CMU’s south quad made up of Sweeney, Thorpe, Merrill and Beddow residence halls has the perfect examples of BMWs working hard to keep the halls running efficiently. The head BMW in the South Quad is Henry Miller who has been working maintenance at CMU for over 10 years. He has six student workers: Barrie Gostlin, Kevin Hammar, Jeremy Heinlein, Brian Jackson, Blake Vostrirancky and Matt York. Each one of these students has had his share of experiences during their time as a building maintenance worker, and each one has his own reason for working there.

“I enjoy helping people and knowing I make a difference,” Kevin Hammar LeRoy senior said.

Barrie Gostlin, a LeRoy senior, is an industrial education major who views his time as a BMW as a learning tool to prepare him for his future career as an industrial education teacher. Between constructing projects in the woodshop to putting up new masonite walls in all the dorm rooms, there are plenty of opportunities for Gostlin and other students on a similar path to get this kind of experience in a work setting.

“Being a BMW has helped my work ethic and team building skills that will help me later in life,” Gostlin said.

Being a BMW is not all about the work. There is time on the job when the BMWs get to interact with the students they are helping. These interactions are normally friendly conversations about school, but every once in a while the BMWs joke around with the students too. Gostlin recalls a time he went to a room to replace a bed frame for some students. The students asked him a few questions including how he liked his job, where did he apply to get it and how many hours of experience a person needs to be a BMW. The LeRoy senior quickly responded with an exaggerated answer.

“I told them you need 40,000 hours of experience and it was a difficult process. They were astonished at first, but after thinking about it they realized it was a joke,” Gostlin said. “It makes work easier when you can joke around with your fellow students.”

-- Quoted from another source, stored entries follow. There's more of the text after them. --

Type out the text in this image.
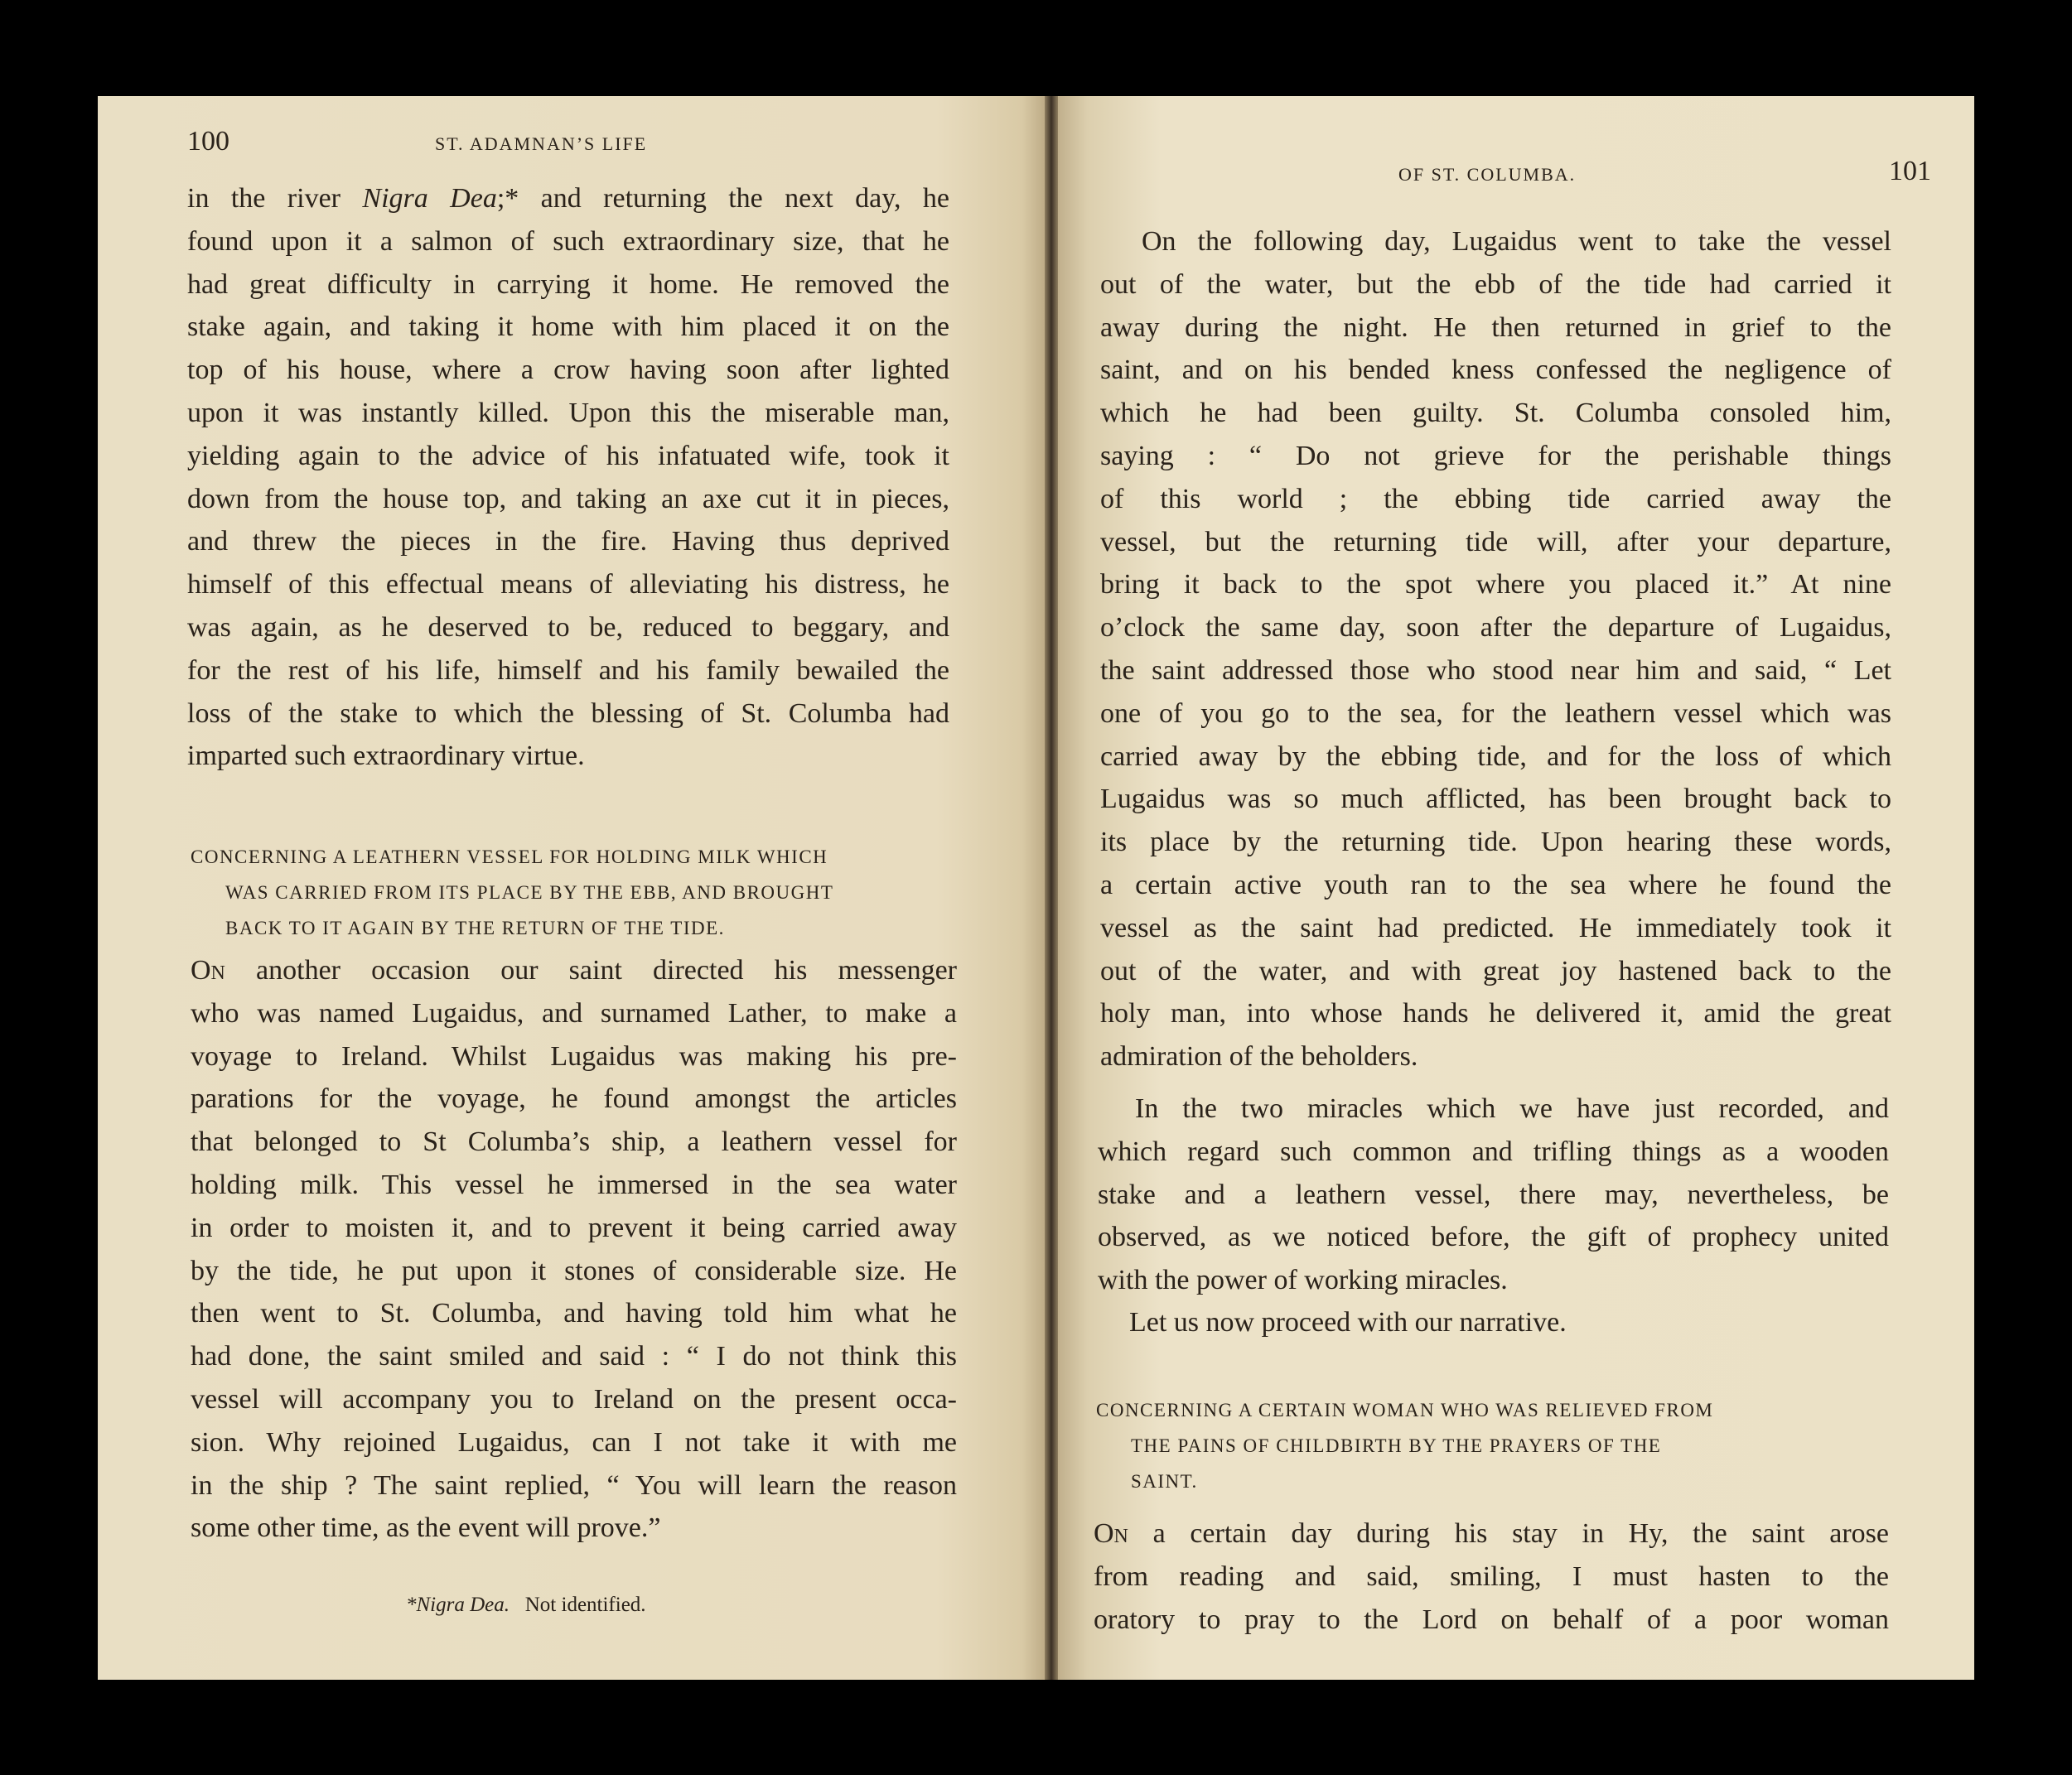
100	ST. ADAMNAN’S LIFE
in the river Nigra Dea;* and returning the next day, he
found upon it a salmon of such extraordinary size, that he
had great difficulty in carrying it home. He removed the
stake again, and taking it home with him placed it on the
top of his house, where a crow having soon after lighted
upon it was instantly killed. Upon this the miserable man,
yielding again to the advice of his infatuated wife, took it
down from the house top, and taking an axe cut it in pieces,
and threw the pieces in the fire. Having thus deprived
himself of this effectual means of alleviating his distress, he
was again, as he deserved to be, reduced to beggary, and
for the rest of his life, himself and his family bewailed the
loss of the stake to which the blessing of St. Columba had
imparted such extraordinary virtue.
CONCERNING A LEATHERN VESSEL FOR HOLDING MILK WHICH
WAS CARRIED FROM ITS PLACE BY THE EBB, AND BROUGHT
BACK TO IT AGAIN BY THE RETURN OF THE TIDE.
On another occasion our saint directed his messenger
who was named Lugaidus, and surnamed Lather, to make a
voyage to Ireland. Whilst Lugaidus was making his pre-
parations for the voyage, he found amongst the articles
that belonged to St Columba’s ship, a leathern vessel for
holding milk. This vessel he immersed in the sea water
in order to moisten it, and to prevent it being carried away
by the tide, he put upon it stones of considerable size. He
then went to St. Columba, and having told him what he
had done, the saint smiled and said : “ I do not think this
vessel will accompany you to Ireland on the present occa-
sion. Why rejoined Lugaidus, can I not take it with me
in the ship ? The saint replied, “ You will learn the reason
some other time, as the event will prove.”
*Nigra Dea. Not identified.
OF ST. COLUMBA.	101
On the following day, Lugaidus went to take the vessel
out of the water, but the ebb of the tide had carried it
away during the night. He then returned in grief to the
saint, and on his bended kness confessed the negligence of
which he had been guilty. St. Columba consoled him,
saying : “ Do not grieve for the perishable things
of this world ; the ebbing tide carried away the
vessel, but the returning tide will, after your departure,
bring it back to the spot where you placed it.” At nine
o’clock the same day, soon after the departure of Lugaidus,
the saint addressed those who stood near him and said, “ Let
one of you go to the sea, for the leathern vessel which was
carried away by the ebbing tide, and for the loss of which
Lugaidus was so much afflicted, has been brought back to
its place by the returning tide. Upon hearing these words,
a certain active youth ran to the sea where he found the
vessel as the saint had predicted. He immediately took it
out of the water, and with great joy hastened back to the
holy man, into whose hands he delivered it, amid the great
admiration of the beholders.
In the two miracles which we have just recorded, and
which regard such common and trifling things as a wooden
stake and a leathern vessel, there may, nevertheless, be
observed, as we noticed before, the gift of prophecy united
with the power of working miracles.
Let us now proceed with our narrative.
CONCERNING A CERTAIN WOMAN WHO WAS RELIEVED FROM
THE PAINS OF CHILDBIRTH BY THE PRAYERS OF THE
SAINT.
On a certain day during his stay in Hy, the saint arose
from reading and said, smiling, I must hasten to the
oratory to pray to the Lord on behalf of a poor woman
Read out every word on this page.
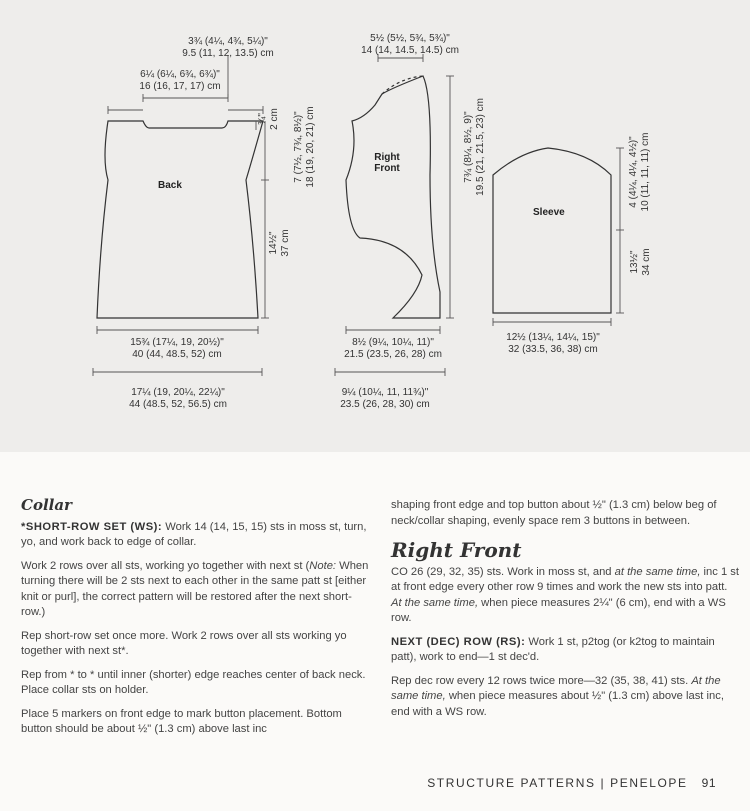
3¾ (4¼, 4¾, 5¼)"
9.5 (11, 12, 13.5) cm
6¼ (6¼, 6¾, 6¾)"
16 (16, 17, 17) cm
Back
¾" 2 cm 7 (7½, 7¾, 8½)" 18 (19, 20, 21) cm
14½" 37 cm
15¾ (17¼, 19, 20½)"
40 (44, 48.5, 52) cm
17¼ (19, 20¼, 22¼)"
44 (48.5, 52, 56.5) cm
5½ (5½, 5¾, 5¾)"
14 (14, 14.5, 14.5) cm
Right
Front	7¾ (8¼, 8½, 9)" 19.5 (21, 21.5, 23) cm
8½ (9¼, 10¼, 11)"
21.5 (23.5, 26, 28) cm
9¼ (10¼, 11, 11¾)"
23.5 (26, 28, 30) cm
Sleeve
4 (4¼, 4¼, 4½)" 10 (11, 11, 11) cm
13½" 34 cm
12½ (13¼, 14¼, 15)"
32 (33.5, 36, 38) cm
Collar

*SHORT-ROW SET (WS): Work 14 (14, 15, 15) sts in moss st, turn, yo, and work back to edge of collar.

Work 2 rows over all sts, working yo together with next st (Note: When turning there will be 2 sts next to each other in the same patt st [either knit or purl], the correct pattern will be restored after the next short-row.)

Rep short-row set once more. Work 2 rows over all sts working yo together with next st*.

Rep from * to * until inner (shorter) edge reaches center of back neck. Place collar sts on holder.

Place 5 markers on front edge to mark button placement. Bottom button should be about ½" (1.3 cm) above last inc

shaping front edge and top button about ½" (1.3 cm) below beg of neck/collar shaping, evenly space rem 3 buttons in between.

Right Front

CO 26 (29, 32, 35) sts. Work in moss st, and at the same time, inc 1 st at front edge every other row 9 times and work the new sts into patt. At the same time, when piece measures 2¼" (6 cm), end with a WS row.

NEXT (DEC) ROW (RS): Work 1 st, p2tog (or k2tog to maintain patt), work to end—1 st dec'd.

Rep dec row every 12 rows twice more—32 (35, 38, 41) sts. At the same time, when piece measures about ½" (1.3 cm) above last inc, end with a WS row.

STRUCTURE PATTERNS | PENELOPE 91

Building maintenance workers are an important part of CMU’s campus. They keep the residence halls from falling apart and parents from worrying about their kids out on their own for the first time, but most important they ease the load on students who are already overloaded with homeworking assignments and trying to cram for exams. BMWs may not be the most notable workers on CMU’s campus, but there is no doubt they are one of campus’s most important.